Aggiornato il 03/05/18 at 04:40 pm
di Riccardo Noury per Corriere della Sera
Dall’inizio del 2014, oltre due milioni di iracheni sono stati costretti a lasciare le loro abitazioni a causa del conflitto sempre più aspro in corso nel paese. La Regione curda irachena ospita il 48 per cento degli sfollati, quasi 950.000 persone……. Il primo afflusso data a gennaio, quando lo Stato islamico ha conquistato alcune zone del governatorato di Anbar; il secondo risale a luglio, quando la pulizia etnica e religiosa del gruppo armato si è abbattuta sulla zona di Mosul, costringendo alla fuga decine di migliaia di cristiani; il terzo è iniziato ad agosto, quando a essere colpita è stata la minoranza yazida nella regione di Sinjar.
Oltre ai 950.000 iracheni, la Regione curda ospita 230.000 rifugiati siriani. Con una popolazione complessiva di cinque milioni di persone, è facile comprendere la dimensione dell’onere dell’accoglienza assunto dalle autorità locali.

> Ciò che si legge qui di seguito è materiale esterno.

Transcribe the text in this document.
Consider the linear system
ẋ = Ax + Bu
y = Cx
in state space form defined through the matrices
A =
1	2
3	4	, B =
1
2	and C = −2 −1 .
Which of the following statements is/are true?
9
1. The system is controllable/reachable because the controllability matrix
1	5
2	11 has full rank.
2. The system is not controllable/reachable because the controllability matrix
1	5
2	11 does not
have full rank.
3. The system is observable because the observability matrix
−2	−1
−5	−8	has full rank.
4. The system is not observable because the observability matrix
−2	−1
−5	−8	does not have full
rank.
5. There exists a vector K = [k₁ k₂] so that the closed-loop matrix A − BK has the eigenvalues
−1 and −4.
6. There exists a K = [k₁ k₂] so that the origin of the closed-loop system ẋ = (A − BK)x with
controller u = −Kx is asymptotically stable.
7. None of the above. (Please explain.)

Amnesty International ha recentemente visitato la Regione (qui potete leggere un più ampio resoconto), riscontrando una serie di gravi carenze e la mancanza di coordinamento nell’assistenza umanitaria ai profughi iracheni, che in minima parte possono essere imputate alle autorità curde.
C’è poi la consueta mancanza di fondi: il Piano di risposta strategica delle Nazioni Unite per l’Iraq 2014-15 è stato finanziato solo per il 33 per cento e la porzione del budget riguardante i rifugi e altri servizi fondamentali solo per il 23 per cento. Alcuni progetti hanno fondi per andare avanti solo per i prossimi tre mesi.
Molti profughi stanno trascorrendo l’inverno in campi di fortuna, senza protezione dal freddo, dal vento e dalla pioggia, privi di riscaldamento e in alcuni casi senza coperte. I servizi igienico-sanitari sono inadeguati.
Nel governatorato di Dohuk, quasi il 40 per cento dei profughi ha trovato una precaria sistemazione nei cantieri dei palazzi in costruzione, sopravvivendo solo grazie alla generosità della popolazione locale. Ma è una soluzione di breve periodo in quanto i proprietari dei terreni chiedono a più riprese il loro sgombero, per proseguire e ultimare le costruzioni. Intanto, non si contano i bambini che precipitano dalle impalcature.
Già, i bambini… Sono 252.000 in tutto tra i sei e i 17 anni. Passano le giornate a giocare all’aperto intirizziti, ma è meglio che stare fermi a subire il gelo. Una minima parte di loro sta proseguendo gli studi abbandonati a causa del conflitto. Nella maggior parte dei campi mancano le scuole e i più “fortunati” si trovano di fronte un’altra difficoltà: il passaggio dalla madrelingua, l’arabo iracheno, al curdo.
In assenza di qualsiasi prospettiva di tornare a casa, almeno nel breve periodo, aiutare queste persone a sopravvivere all’ìnverno dovrebbe essere un imperativo per tutta la comunità internazionale.